Finding shortest path in a time/distance map

Question

I get a distance map output after using a Fast Marching Method. The PDE involved is the Eikonal equation which take the form : $$\begin{cases} c(x).|\nabla u| =1\\ u(x) =\phi(x) \end{cases} $$ where c is a speed function and u the unknown distance/time we compute. Below an example of a 2D distance map (in blue the inital points and in red the further points).

Given 2 points in the map I would like to show a simple/shortest path between them. I have tried using a naive algorithm which is not very good since I can have complicated problems with obstacles, multiple sources, different speeds.

find_path(point A, point B)
{
  point current_point = B;   // B is ending point
  while(current_point is not A)  
  {
    new_current_point is the the neighbor of current_point with the minimum value   // I use a 5 point stencil
    current_point = new_current_point
    tag every current_point found to show the path
  }
}

My data structure is an uni dimensional row major array (I am coding in C) representing distance values in a 2D regular grid. I think gradient descent might be a good solution but I have difficulties finding a simple algorithm. Thank you.

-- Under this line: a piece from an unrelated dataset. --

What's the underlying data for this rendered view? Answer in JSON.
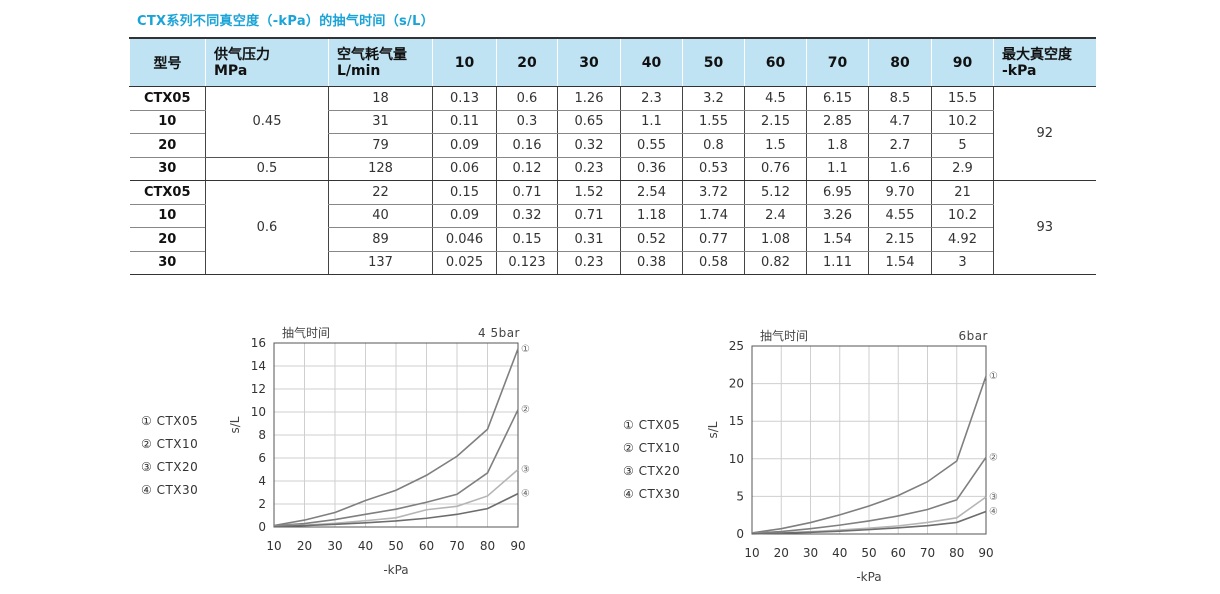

Edit I join an article Application of the fast marching method for outdoor motion planning in robotics (starting page 12) which use a gradient descent in order to compute that. I have already seen that other papers but I cannot see how it works.

Update I am trying to add a backtracking algorithm to my naïve one but I have troubles putting it in applications. I feel like I am doing a brute force and this is not what I want to do. If someone has an idea on how to change my naive algorithm.

Answer 1

If you already have a distance map $T(x)$ that describes the distance (with respect to a given metric $d$) from a given point $x_0$ to any other point $x$ in your domain (i.e., $d(x_0,x) = T(x)$), then the shortest path from $x_0$ to any point $y$ -- called the geodesic between $x_0$ and $y$ -- can be computed by backtracking: Set $X(0) = y$ and then solve (e.g., by explicit Euler) the gradient flow $$ \dot X(s) = -\nabla T(X(s)), \qquad s>0,$$ where $\nabla T$ is the gradient of $T$, until for some $S>0$ you have $X(S) = x_0$.

Your algorithm can be seen as a space-discrete variant of this, but it will only ever compute the shortest path from B to the "bluest" point in your distance map -- if that is not A, it will not terminate in general.

(Note that $T$ depends on you initial point $x_0$, and has to be recomputed for each initial point. There are more efficient methods for computing all possible pairs of geodesics at once; this is sometimes referred to all-to-all geodesics, see, e.g., http://www.ias-iss.org/ojs/IAS/article/viewFile/891/789.)

Answer 2

This can be solved using some variant of Dijkstra's algorithm, such as the A* algorithm.